HELM: Hyperbolic Large Language Models via Mixture-of-Curvature Experts

AI-generated keywords: HELM

AI-generated Key Points

  • HELM is a family of Hyperbolic Large Language Models (LLMs) that operate fully in hyperbolic space
  • HELM models leverage the properties of hyperbolic space to capture semantic hierarchies and geometric structures in natural language
  • HELM-MICE is a Mixture-of-Curvature Experts model where each expert operates in a distinct curvature space to encode fine-grained geometric structures from text
  • HELM-D is a dense model that enhances the representational flexibility and scalability of existing hyperbolic LMs
  • The researchers developed hyperbolic Multi-Head Latent Attention (HMLA) for HELM-MICE to improve training efficiency and inference accuracy
  • Fully hyperbolic LLMs trained at billion-parameter scale showed consistent performance gains of up to 4% over popular Euclidean architectures like LLaMA and DeepSeek on benchmark datasets such as MMLU and ARC
  • HELM models offer enhanced reasoning capabilities by embracing non-Euclidean geometries like hyperbolic space for large-scale LM pretraining
Also access our AI generated: Comprehensive summary, Lay summary, Blog-like article; or ask questions about this paper to our AI assistant.

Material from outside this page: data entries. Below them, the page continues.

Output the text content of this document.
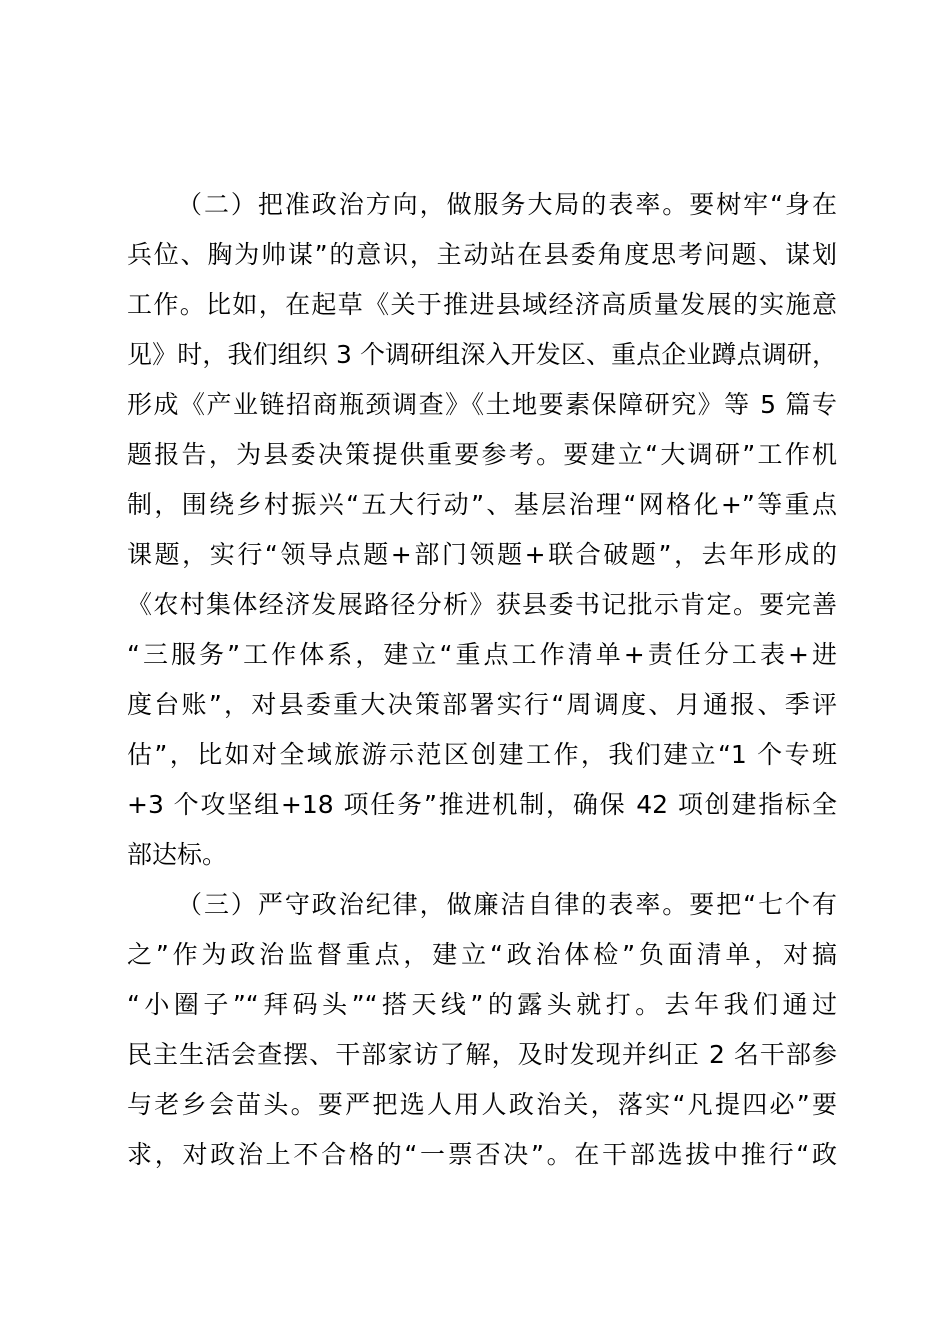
（二）把准政治方向，做服务大局的表率。要树牢“身在

兵位、胸为帅谋”的意识，主动站在县委角度思考问题、谋划

工作。比如，在起草《关于推进县域经济高质量发展的实施意

见》时，我们组织 3 个调研组深入开发区、重点企业蹲点调研，

形成《产业链招商瓶颈调查》《土地要素保障研究》等 5 篇专

题报告，为县委决策提供重要参考。要建立“大调研”工作机

制，围绕乡村振兴“五大行动”、基层治理“网格化+”等重点

课题，实行“领导点题+部门领题+联合破题”，去年形成的

《农村集体经济发展路径分析》获县委书记批示肯定。要完善

“三服务”工作体系，建立“重点工作清单+责任分工表+进

度台账”，对县委重大决策部署实行“周调度、月通报、季评

估”，比如对全域旅游示范区创建工作，我们建立“1 个专班

+3 个攻坚组+18 项任务”推进机制，确保 42 项创建指标全

部达标。

（三）严守政治纪律，做廉洁自律的表率。要把“七个有

之”作为政治监督重点，建立“政治体检”负面清单，对搞

“小圈子”“拜码头”“搭天线”的露头就打。去年我们通过

民主生活会查摆、干部家访了解，及时发现并纠正 2 名干部参

与老乡会苗头。要严把选人用人政治关，落实“凡提四必”要

求，对政治上不合格的“一票否决”。在干部选拔中推行“政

Authors: Neil He, Rishabh Anand, Hiren Madhu, Ali Maatouk, Smita Krishnaswamy, Leandros Tassiulas, Menglin Yang, Rex Ying

License: CC BY 4.0

Abstract: Large language models (LLMs) have shown great success in text modeling tasks across domains. However, natural language exhibits inherent semantic hierarchies and nuanced geometric structure, which current LLMs do not capture completely owing to their reliance on Euclidean operations. Recent studies have also shown that not respecting the geometry of token embeddings leads to training instabilities and degradation of generative capabilities. These findings suggest that shifting to non-Euclidean geometries can better align language models with the underlying geometry of text. We thus propose to operate fully in Hyperbolic space, known for its expansive, scale-free, and low-distortion properties. We thus introduce HELM, a family of HypErbolic Large Language Models, offering a geometric rethinking of the Transformer-based LLM that addresses the representational inflexibility, missing set of necessary operations, and poor scalability of existing hyperbolic LMs. We additionally introduce a Mixture-of-Curvature Experts model, HELM-MICE, where each expert operates in a distinct curvature space to encode more fine-grained geometric structure from text, as well as a dense model, HELM-D. For HELM-MICE, we further develop hyperbolic Multi-Head Latent Attention (HMLA) for efficient, reduced-KV-cache training and inference. For both models, we develop essential hyperbolic equivalents of rotary positional encodings and RMS normalization. We are the first to train fully hyperbolic LLMs at billion-parameter scale, and evaluate them on well-known benchmarks such as MMLU and ARC, spanning STEM problem-solving, general knowledge, and commonsense reasoning. Our results show consistent gains from our HELM architectures -- up to 4% -- over popular Euclidean architectures used in LLaMA and DeepSeek, highlighting the efficacy and enhanced reasoning afforded by hyperbolic geometry in large-scale LM pretraining.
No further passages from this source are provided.